History, Department of


Date of this Version

September 2008


Published in Hopi Nation: Essays on Indigenous Art, Culture, History, and Law, edited by Edna Glenn, John R. Wunder, Willard Hughes Rollings, and C. L. Martin (Lincoln, NE: UNL Digital Commons, 2008). Copyright © 2008 the Estate of Edna Glenn, Willard Hughes Rollings, Abbott Sekaquaptewa, Barton Wright, Michael Kabotie, Terrance Talaswaima, Alice Schlegel, Robert H. Ames, Peter Iverson, and John R. Wunder. All images and artwork are copyright by the individual artists; for a listing see pages 9-14.


“We believe we are ‘at the center’ and this gives us a very secure feeling about where we are, where we have been, and what we are going to do.”

To understand how Hopi courts are trying to utilize custom and tradition, it is necessary first to understand the court structure, jurisdiction, and procedures of the Hopi Nation’s judicial system. The Hopi court system is composed of two courts—the Hopi Tribal Appellate Court and the Hopi Tribal Trial Court. My present appointment is Chief Judge of the Hopi Tribal Trial Court. The Hopi Trial Court is the highest trial court and exercises a full range of jurisdiction in all criminal and civil matters. It has original jurisdiction over all civil causes of action arising on the Hopi Reservation if the defendants are Indians, and it has original jurisdiction over all criminal offenses committed by Indians in violation of Hopi tribal ordinances on the Hopi Reservation.9 A new Hopi Children’s Code has expanded the Hopi Trial Court’s jurisdiction to include any adult, Indian or non- Indian, on or off the reservation, that might “facilitate the handling of children’s cases.” All appeals, except for small criminal case punishments, go to the Hopi Tribal Appellate Court, which has only this appellate jurisdiction.

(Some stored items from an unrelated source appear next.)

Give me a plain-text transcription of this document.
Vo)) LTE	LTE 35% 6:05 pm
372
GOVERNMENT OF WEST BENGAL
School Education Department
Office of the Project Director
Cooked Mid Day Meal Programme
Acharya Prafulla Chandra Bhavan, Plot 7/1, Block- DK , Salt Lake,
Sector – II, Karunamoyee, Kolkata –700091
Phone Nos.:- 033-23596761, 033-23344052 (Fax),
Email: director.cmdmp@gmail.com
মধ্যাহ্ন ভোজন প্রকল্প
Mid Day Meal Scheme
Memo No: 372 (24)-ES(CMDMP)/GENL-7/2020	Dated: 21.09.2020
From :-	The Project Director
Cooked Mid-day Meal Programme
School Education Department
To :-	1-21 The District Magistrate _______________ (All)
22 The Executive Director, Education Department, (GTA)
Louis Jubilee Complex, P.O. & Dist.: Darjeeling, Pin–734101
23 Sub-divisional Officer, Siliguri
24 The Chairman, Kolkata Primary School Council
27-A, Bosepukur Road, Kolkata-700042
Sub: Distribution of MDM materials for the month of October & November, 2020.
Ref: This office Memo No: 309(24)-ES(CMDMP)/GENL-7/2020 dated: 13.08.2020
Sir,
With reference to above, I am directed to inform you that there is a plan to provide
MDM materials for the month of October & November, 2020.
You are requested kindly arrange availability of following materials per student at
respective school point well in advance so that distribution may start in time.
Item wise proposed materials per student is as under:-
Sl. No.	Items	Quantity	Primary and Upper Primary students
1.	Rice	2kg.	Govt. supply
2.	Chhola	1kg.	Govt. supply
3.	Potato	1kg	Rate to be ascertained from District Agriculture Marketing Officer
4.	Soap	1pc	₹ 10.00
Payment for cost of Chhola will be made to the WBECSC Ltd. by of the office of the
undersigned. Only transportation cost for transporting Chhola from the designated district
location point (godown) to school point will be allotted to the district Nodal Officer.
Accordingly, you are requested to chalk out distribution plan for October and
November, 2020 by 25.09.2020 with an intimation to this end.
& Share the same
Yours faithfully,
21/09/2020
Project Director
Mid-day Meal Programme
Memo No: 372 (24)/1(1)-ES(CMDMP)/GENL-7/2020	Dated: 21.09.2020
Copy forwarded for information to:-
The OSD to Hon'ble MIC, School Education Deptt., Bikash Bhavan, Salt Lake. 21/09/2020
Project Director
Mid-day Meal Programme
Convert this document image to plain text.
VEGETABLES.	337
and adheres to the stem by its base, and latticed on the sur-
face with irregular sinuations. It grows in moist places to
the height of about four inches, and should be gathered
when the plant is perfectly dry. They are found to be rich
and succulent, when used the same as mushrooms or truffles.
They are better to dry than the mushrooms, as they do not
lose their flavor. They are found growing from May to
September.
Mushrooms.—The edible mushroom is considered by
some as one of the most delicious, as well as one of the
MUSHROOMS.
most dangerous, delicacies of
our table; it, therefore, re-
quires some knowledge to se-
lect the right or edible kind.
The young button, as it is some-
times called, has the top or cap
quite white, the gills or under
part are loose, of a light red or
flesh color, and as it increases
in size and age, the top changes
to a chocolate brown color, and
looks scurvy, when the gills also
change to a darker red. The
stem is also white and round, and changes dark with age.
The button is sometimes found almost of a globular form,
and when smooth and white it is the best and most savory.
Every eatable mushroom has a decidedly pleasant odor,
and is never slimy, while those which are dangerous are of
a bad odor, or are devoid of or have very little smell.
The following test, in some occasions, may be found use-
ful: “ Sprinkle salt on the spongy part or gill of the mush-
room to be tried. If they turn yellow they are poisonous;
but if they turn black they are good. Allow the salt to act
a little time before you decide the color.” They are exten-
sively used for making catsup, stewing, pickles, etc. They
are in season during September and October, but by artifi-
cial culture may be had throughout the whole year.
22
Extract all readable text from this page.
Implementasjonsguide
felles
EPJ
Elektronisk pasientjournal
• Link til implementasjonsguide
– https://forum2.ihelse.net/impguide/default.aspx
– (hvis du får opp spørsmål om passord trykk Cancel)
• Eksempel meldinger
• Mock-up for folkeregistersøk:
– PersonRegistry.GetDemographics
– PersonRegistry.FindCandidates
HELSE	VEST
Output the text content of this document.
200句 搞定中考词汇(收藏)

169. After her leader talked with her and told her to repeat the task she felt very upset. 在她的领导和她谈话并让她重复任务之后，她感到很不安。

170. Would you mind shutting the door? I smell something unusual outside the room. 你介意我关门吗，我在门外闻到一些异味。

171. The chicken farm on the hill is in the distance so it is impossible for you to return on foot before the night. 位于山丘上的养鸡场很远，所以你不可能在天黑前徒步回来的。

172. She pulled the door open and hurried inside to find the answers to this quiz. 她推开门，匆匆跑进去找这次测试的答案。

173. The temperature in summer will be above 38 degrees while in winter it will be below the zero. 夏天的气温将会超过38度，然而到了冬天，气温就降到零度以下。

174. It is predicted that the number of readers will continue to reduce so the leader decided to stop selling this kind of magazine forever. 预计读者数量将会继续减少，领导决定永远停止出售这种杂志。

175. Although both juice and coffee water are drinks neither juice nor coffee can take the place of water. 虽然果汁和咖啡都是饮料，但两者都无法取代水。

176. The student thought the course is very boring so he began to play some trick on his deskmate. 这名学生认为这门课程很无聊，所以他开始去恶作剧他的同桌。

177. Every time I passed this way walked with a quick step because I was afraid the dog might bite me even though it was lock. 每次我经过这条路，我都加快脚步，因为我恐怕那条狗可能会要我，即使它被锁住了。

The Hopi judiciary is working very hard to make the courts something that the Hopi people can understand and use when it becomes necessary. It is hoped that the people will continue to practice their customs and traditions as they did in the past in resolving disputes. It has been said that the Hopi word describing the Hopi people means “peaceful people.” In some sense, that is correct; but in everyday life, Hopis have arguments, disputes, and fights as all people do. As a small community, the bickerings become more pronounced, and everyone is aware of what each dispute is about. One way that Hopis dealt with conduct which was out of character with the community was the use of the Mudheads. During a ceremony in the plaza, the Mudheads would act out or describe inappropriate conduct through sarcastic pantomime and ridicule. Of course, everyone in the village, including those who were the object of such ridicule, know who was being mimicked. With the community pressure demonstrated by the Mudheads the conduct which was considered inappropriate for that community at that particular time was altered. The Hopi judges attempt to utilize the same sort of pressure, or punishment, in the rendering of decisions and judgments.